While processing a stream of Avro messages through Kafka and Spark, I am saving the processed data as documents in a ElasticSearch index. Here's the code (simplified):
directKafkaStream.foreachRDD(rdd ->{
rdd.foreach(avroRecord -> {
byte[] encodedAvroData = avroRecord._2;
MyType t = deserialize(encodedAvroData);
// Creating the ElasticSearch Transport client
Settings settings = Settings.builder()
.put("client.transport.ping_timeout", 5, TimeUnit.SECONDS).build();
TransportClient client = new PreBuiltTransportClient(settings)

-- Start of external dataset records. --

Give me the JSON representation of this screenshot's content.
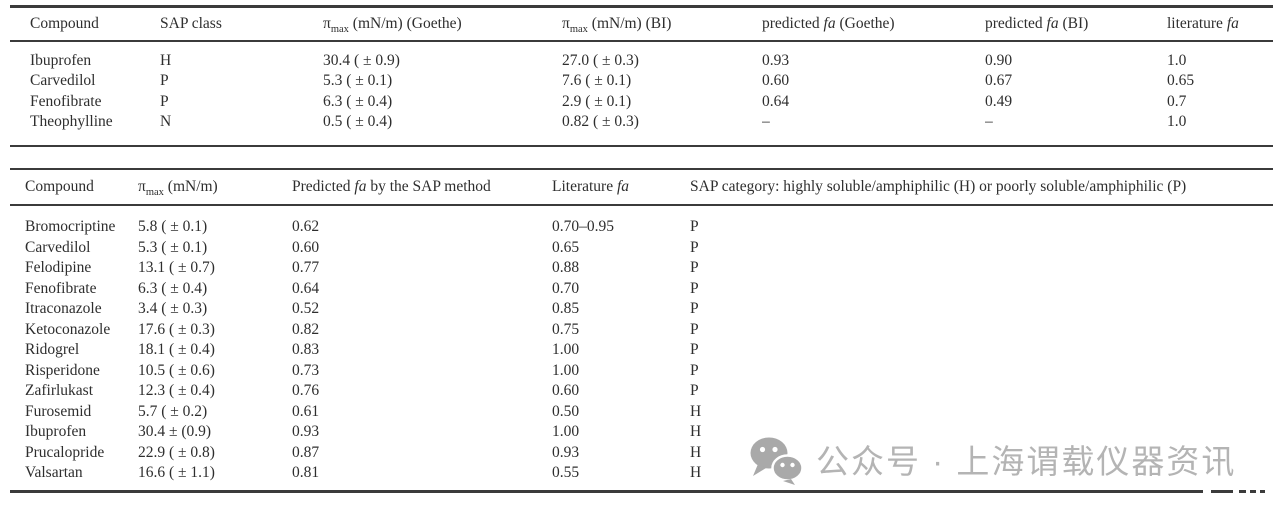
{
  "colors": {
    "ink": "#2e2e2e",
    "rule": "#3b3b3b",
    "watermark_text": "#b4b4b4",
    "watermark_icon": "#a9a9a9",
    "background": "#ffffff"
  },
  "table1": {
    "headers": [
      [
        {
          "t": "Compound"
        }
      ],
      [
        {
          "t": "SAP class"
        }
      ],
      [
        {
          "t": "π"
        },
        {
          "t": "max",
          "s": "sub"
        },
        {
          "t": " (mN/m) (Goethe)"
        }
      ],
      [
        {
          "t": "π"
        },
        {
          "t": "max",
          "s": "sub"
        },
        {
          "t": " (mN/m) (BI)"
        }
      ],
      [
        {
          "t": "predicted "
        },
        {
          "t": "fa",
          "s": "i"
        },
        {
          "t": " (Goethe)"
        }
      ],
      [
        {
          "t": "predicted "
        },
        {
          "t": "fa",
          "s": "i"
        },
        {
          "t": " (BI)"
        }
      ],
      [
        {
          "t": "literature "
        },
        {
          "t": "fa",
          "s": "i"
        }
      ]
    ],
    "rows": [
      [
        "Ibuprofen",
        "H",
        "30.4 ( ± 0.9)",
        "27.0 ( ± 0.3)",
        "0.93",
        "0.90",
        "1.0"
      ],
      [
        "Carvedilol",
        "P",
        "5.3 ( ± 0.1)",
        "7.6 ( ± 0.1)",
        "0.60",
        "0.67",
        "0.65"
      ],
      [
        "Fenofibrate",
        "P",
        "6.3 ( ± 0.4)",
        "2.9 ( ± 0.1)",
        "0.64",
        "0.49",
        "0.7"
      ],
      [
        "Theophylline",
        "N",
        "0.5 ( ± 0.4)",
        "0.82 ( ± 0.3)",
        "–",
        "–",
        "1.0"
      ]
    ]
  },
  "table2": {
    "headers": [
      [
        {
          "t": "Compound"
        }
      ],
      [
        {
          "t": "π"
        },
        {
          "t": "max",
          "s": "sub"
        },
        {
          "t": " (mN/m)"
        }
      ],
      [
        {
          "t": "Predicted "
        },
        {
          "t": "fa",
          "s": "i"
        },
        {
          "t": " by the SAP method"
        }
      ],
      [
        {
          "t": "Literature "
        },
        {
          "t": "fa",
          "s": "i"
        }
      ],
      [
        {
          "t": "SAP category: highly soluble/amphiphilic (H) or poorly soluble/amphiphilic (P)"
        }
      ]
    ],
    "rows": [
      [
        "Bromocriptine",
        "5.8 ( ± 0.1)",
        "0.62",
        "0.70–0.95",
        "P"
      ],
      [
        "Carvedilol",
        "5.3 ( ± 0.1)",
        "0.60",
        "0.65",
        "P"
      ],
      [
        "Felodipine",
        "13.1 ( ± 0.7)",
        "0.77",
        "0.88",
        "P"
      ],
      [
        "Fenofibrate",
        "6.3 ( ± 0.4)",
        "0.64",
        "0.70",
        "P"
      ],
      [
        "Itraconazole",
        "3.4 ( ± 0.3)",
        "0.52",
        "0.85",
        "P"
      ],
      [
        "Ketoconazole",
        "17.6 ( ± 0.3)",
        "0.82",
        "0.75",
        "P"
      ],
      [
        "Ridogrel",
        "18.1 ( ± 0.4)",
        "0.83",
        "1.00",
        "P"
      ],
      [
        "Risperidone",
        "10.5 ( ± 0.6)",
        "0.73",
        "1.00",
        "P"
      ],
      [
        "Zafirlukast",
        "12.3 ( ± 0.4)",
        "0.76",
        "0.60",
        "P"
      ],
      [
        "Furosemid",
        "5.7 ( ± 0.2)",
        "0.61",
        "0.50",
        "H"
      ],
      [
        "Ibuprofen",
        "30.4 ± (0.9)",
        "0.93",
        "1.00",
        "H"
      ],
      [
        "Prucalopride",
        "22.9 ( ± 0.8)",
        "0.87",
        "0.93",
        "H"
      ],
      [
        "Valsartan",
        "16.6 ( ± 1.1)",
        "0.81",
        "0.55",
        "H"
      ]
    ]
  },
  "watermark": {
    "icon": "wechat-icon",
    "text": "公众号 · 上海谓载仪器资讯"
  }
}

.addTransportAddress(new TransportAddress(InetAddress.getByName("localhost"), 9300));
IndexRequest indexRequest = new IndexRequest("index", "item", id)
.source(jsonBuilder()
.startObject()
.field("name", name)
.field("timestamp", new Timestamp(System.currentTimeMillis()))
.endObject());
UpdateRequest updateRequest = new UpdateRequest("index", "item", id)
.doc(jsonBuilder()
.startObject()
.field("name", name)
.field("timestamp", new Timestamp(System.currentTimeMillis()))
.endObject())
.upsert(indexRequest);
client.update(updateRequest).get();
client.close();
Everything works as expected; the only problem is performance: saving to ES requires some time, and I suppose that this is due to the fact that I open/close an ES Transport client for each RDD. Spark documentation suggests that this approach is quite correct: as soon as I understand, the only possible optimisation is using rdd.foreachPartition, but I only have one partition, so I am not sure that this would be beneficial. Any other solution to achieve better performance?
Because you create new connect whenever process a record of RDD.
So, I think use foreachPartition
will make better performance regardless of only one partition, because it help you bring your ES connection instance outside, reuse it in the loop.